2007年11月17日

風車が見える丘で。

季節が冬へとうつろいゆく過程の中で、陽射しを受けると汗がじわりとにじみ、風を受けると思わず鳥肌が立つほどの冷たさを感じる時季(とき)。僕らがいま立っている場所が街並みを一望出来るほどの小高い丘の上だからそれはなおのこと顕著に感じられるのかも知れない。





僕らがあくせく日常を送る舞台を眼下に据え、そこからさらに視線を遠くへ向けると内海が淡い群青色に広がり、水平線上にわずかに対岸の陸地が浮かび上がる。そこにもまた同じように街があり人々が慌ただしく動き回っているに違いない。そんな普段は考えもしないようなことに思いを駆け巡らせることが出来る、この丘の上にはそんな日常からの隔たりがあるのだ。


空は真夏の青さにはかなわないがそれでも透き通るような空色を僕らに映し出し、風は丘陵を撫でるように吹いている。こことは反対側の斜面を駆け上り丘のてっぺんに達すると、そこから斜面を滑るように流れてくる。その風を背に受けて、髪が暴れることを止めもせず僕らは周囲のパノラマを一通り見渡した。


ここは静かでいい。世間の喧騒が本当に鬱陶しくなるほど、聞こえて来るのはすすきがさやぐ音と風車の羽根が風を切る音だった。


僕らが立つ丘の平面のすぐ近くに大きな風車が立っている。うなりを上げながら三枚の羽根がしなり、力強く秩序を保って回り続けている。僕らがここに来るずっと前からも、僕らがここに来てからもずっとそうなのだろう。風が吹く限り彼らはこうしてたゆみない営みを続ける。とりわけ目線と同じ高さで回り続ける一基は、僕らがさっきからこうしてじっと見つめていても何ら動じることなく彼自身の役割に没頭している。彼の仲間たちも整然と並び、それぞれの仕事を果たしていた。


僕らだけがこうして本来居るはずの世界から逃げ出してきたようで、そう考えると途端に恥ずかしいようなすごくうしろめたいような気分になる。





でも、こうしていると気持ちいいよ。





両腕を目一杯横に広げて、この時期に似つかわしい秋色のワンピースをはためかせながら彼女は僕と同じ方向を見据えてそう言った。声はすぐに風にさらわれていき、正確になんと言ったのかは定かではないが、たぶんそんなことを言ったのではないかと思う。

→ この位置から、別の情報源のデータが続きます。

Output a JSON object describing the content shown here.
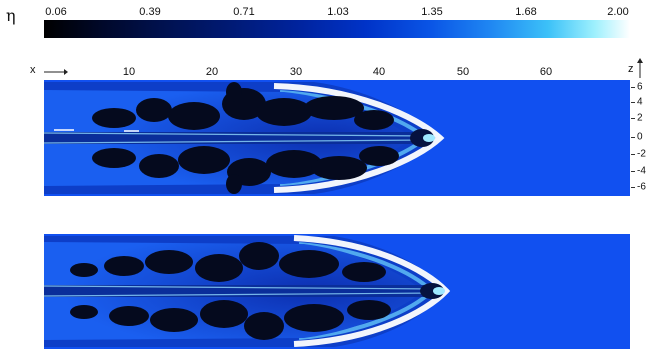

彼女も風に流される長い栗色の髪を抑えることもせず、本当に景色にとけこんでしまうのではないかというほどそこにそうあるのが当たり前のようにして立っていた。よく見れば彼女は僕と同じ景色を見ていたのではなく、瞼を閉じてそこにいた。風の音をより鮮明に意識に刻みこむためだろうか。


僕もそうしようとそっと目をつむり両腕をゆっくり上げていこうとしたところで彼女があっ、とさけび僕は思わずびくんとなる。





あれ、ヒコーキ雲!





彼女は僕らが見ていたはずの正面方向からだいぶ左側の上空を指さしていた。


いつからいたのか、そこには何基もの風車の上を横切るようにゆっくりと飛行機雲が伸びてきていた。


僕は両手の人差し指と親指で枠を作ると、その飛行機雲とそれを見つめる彼女をその中に収めた。青空と飛行機雲と風車と彼女の後ろ姿と風になびく長い髪。僕が写真家か画家かイラストレーターだったら間違いなくこのシーンを残すだろうなと思った。


不意に彼女が振り向いたので、僕は慌てて手を下ろす。





なぁにぃ?





その動きの不自然さに彼女は怪訝な表情を見せる。


僕がわずかにたじろいでいると、丘の上のほうからオレンジ色の光が僕らの視界にも射し込んできた。一瞬だけ強く吹いた風に僕も彼女も身震いする。





帰ろっか。





それはいつもの日常へ帰る扉を開くための合い言葉だ。扉はすんなり開き僕らは何ら躊躇うこともなく、その入口を跨ぐ。


彼女が僕の腕を掴む。





また、来ようね。





その時のために、この丘へ続く道への扉には鍵をかけずにおいた。


風車が風を切る音が、まだ、耳の奥の方で聞こえるような気がした。